Generally, a gel doc includes an ultraviolet (UV) light transilluminator, a hood or a darkroom to shield external light sources and protect the user from UV exposure, a computer, software and a high-performance CCD camera for image capturing. Regarding the optical sensor utilized in commercial gel-document systems, the image quality increases with image sensor size. With advancement in CMOS camera sensors like Sony's Pregius and Exmor series, low light capable cameras made of these sensors are also being incorporated in gel documentation systems. The dynamic range of the imaging device is a significant barrier to detecting the complete concentration range of cellular proteins in 2DE gels. Dense protein regions are extremely luminous and require just brief exposures in fluorescence imagers with full-field illumination and CCD cameras. Longer exposures are needed for protein sites with low density. High-abundance proteins are frequently found beside low-abundance proteins on 2DE gels. Because of the fluorescent signals produced by high-abundance proteins, long exposure durations needed to detect low-abundance proteins frequently result in pixel saturation. Avoiding this detector saturation limit is crucial for getting high dynamic range gel images since the measurement of protein regions relies on correct intensity values for all pixels inside a gel image.

The main manufacturers of gel documentation systems are MaestroGen, Cytiva, Bio Rad, Azure Biosystems, Bioolympics, Syngene, Vilber Lourmat, UVItec, UVP, Biozen, Imagene and Aplegen. Recently affordable systems from Chinese manufacturers like Clinx and Indian manufacturers like iGene Labserve, Biozen Labs have entered the market.
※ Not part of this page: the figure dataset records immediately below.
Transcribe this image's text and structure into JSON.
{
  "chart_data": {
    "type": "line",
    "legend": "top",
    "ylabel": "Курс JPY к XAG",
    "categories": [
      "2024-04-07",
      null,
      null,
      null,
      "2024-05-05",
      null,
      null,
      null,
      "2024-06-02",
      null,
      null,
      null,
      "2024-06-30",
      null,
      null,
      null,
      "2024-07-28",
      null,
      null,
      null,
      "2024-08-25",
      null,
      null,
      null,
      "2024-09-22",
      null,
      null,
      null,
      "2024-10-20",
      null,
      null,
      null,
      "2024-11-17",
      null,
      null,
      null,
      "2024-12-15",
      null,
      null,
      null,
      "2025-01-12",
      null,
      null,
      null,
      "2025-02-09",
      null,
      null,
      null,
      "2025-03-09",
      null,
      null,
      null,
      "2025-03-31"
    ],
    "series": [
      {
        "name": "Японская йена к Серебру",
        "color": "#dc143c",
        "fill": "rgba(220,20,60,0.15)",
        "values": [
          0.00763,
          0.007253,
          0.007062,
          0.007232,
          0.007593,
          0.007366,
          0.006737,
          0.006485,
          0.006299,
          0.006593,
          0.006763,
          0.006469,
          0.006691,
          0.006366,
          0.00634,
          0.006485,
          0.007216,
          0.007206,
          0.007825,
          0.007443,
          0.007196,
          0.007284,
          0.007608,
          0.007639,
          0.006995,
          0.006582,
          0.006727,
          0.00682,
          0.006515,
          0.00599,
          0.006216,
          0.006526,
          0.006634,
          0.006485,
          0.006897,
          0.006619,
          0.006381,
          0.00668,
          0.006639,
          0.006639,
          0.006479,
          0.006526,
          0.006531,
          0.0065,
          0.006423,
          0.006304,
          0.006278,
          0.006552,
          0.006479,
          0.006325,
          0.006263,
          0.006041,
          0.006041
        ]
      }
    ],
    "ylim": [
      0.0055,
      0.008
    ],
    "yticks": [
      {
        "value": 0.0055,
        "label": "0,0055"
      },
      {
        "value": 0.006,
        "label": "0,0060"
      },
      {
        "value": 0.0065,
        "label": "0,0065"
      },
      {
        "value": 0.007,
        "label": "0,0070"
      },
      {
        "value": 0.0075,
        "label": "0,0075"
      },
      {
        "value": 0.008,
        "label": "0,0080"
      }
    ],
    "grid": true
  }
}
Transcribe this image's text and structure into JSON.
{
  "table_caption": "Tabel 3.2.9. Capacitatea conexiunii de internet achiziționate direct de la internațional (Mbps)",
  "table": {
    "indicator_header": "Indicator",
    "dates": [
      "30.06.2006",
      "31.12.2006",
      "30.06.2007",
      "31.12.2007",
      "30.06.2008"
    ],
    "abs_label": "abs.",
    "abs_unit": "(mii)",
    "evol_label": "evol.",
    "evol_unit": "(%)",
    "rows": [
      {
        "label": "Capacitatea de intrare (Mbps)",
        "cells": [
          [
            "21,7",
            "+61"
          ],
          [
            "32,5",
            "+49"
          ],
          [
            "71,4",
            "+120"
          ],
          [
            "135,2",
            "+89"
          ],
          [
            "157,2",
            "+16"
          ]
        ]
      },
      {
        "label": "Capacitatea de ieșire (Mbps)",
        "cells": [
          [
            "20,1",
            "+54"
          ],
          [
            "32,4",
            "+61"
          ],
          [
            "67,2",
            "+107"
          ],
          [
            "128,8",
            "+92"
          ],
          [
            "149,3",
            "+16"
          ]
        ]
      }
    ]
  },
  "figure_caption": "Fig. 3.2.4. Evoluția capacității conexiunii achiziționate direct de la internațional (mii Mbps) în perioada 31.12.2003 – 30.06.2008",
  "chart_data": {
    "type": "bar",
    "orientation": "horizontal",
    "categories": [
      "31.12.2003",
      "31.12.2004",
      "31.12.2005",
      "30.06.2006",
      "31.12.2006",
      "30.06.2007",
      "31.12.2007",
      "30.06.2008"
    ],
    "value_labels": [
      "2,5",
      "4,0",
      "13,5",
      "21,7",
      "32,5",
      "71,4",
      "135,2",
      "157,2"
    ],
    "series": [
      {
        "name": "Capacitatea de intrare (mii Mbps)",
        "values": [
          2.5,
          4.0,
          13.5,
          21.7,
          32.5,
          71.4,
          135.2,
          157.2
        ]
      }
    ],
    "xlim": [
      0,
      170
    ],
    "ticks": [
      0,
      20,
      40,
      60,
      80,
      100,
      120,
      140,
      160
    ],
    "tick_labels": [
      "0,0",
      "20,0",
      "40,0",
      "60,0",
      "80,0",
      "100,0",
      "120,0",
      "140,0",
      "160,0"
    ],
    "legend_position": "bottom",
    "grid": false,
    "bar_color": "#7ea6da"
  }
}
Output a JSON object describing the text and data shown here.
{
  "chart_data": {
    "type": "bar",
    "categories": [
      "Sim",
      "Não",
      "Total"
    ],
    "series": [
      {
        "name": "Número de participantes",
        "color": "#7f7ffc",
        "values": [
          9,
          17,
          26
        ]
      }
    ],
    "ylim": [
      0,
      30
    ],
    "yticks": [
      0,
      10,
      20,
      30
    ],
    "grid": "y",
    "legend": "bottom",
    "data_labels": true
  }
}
For certain extremely low light applications like chemiluminescence(CL), gel documentation systems are also being designed with cooled cameras that enable longer exposures without the sensor heating up. These ChemiDoc technology systems are broadly used to detect wide range of analytes with high- throughput screening due to its sensitivity, efficiency, low noise. Verifying the loading, quality, and separation can be detect on the ChemiDoc MP (Bio-Rad) camera system. In the stain-free gel imaging procedure, tryptophan residues undergo a UV-induced interaction with trihalo chemicals in the stain-free gel to produce a fluorescence signal. Utilizing the Bio-Rad ChemiDoc MP Imaging System, activate the gel by UV transillumination for 1 min. Using the stain-free gel setting and automatically optimized exposure duration setting, photographing the gel can be done. Manually shorten the exposure duration if the gel has been overexposed. It produces images of faint bands and spots in gels and blots that would otherwise not have been visible to the naked eye. The resulting images show wide, glowing regions for proteins with high abundance, and small, dim spots for proteins with low abundance.

Models also include features to handle a variety of fluorescence and chemiluminescence with cameras cooled to -28 to -60 °C. Other advanced features include instant printing on-board the camera and Wi-Fi connectivity for control by smartphone and tablet devices.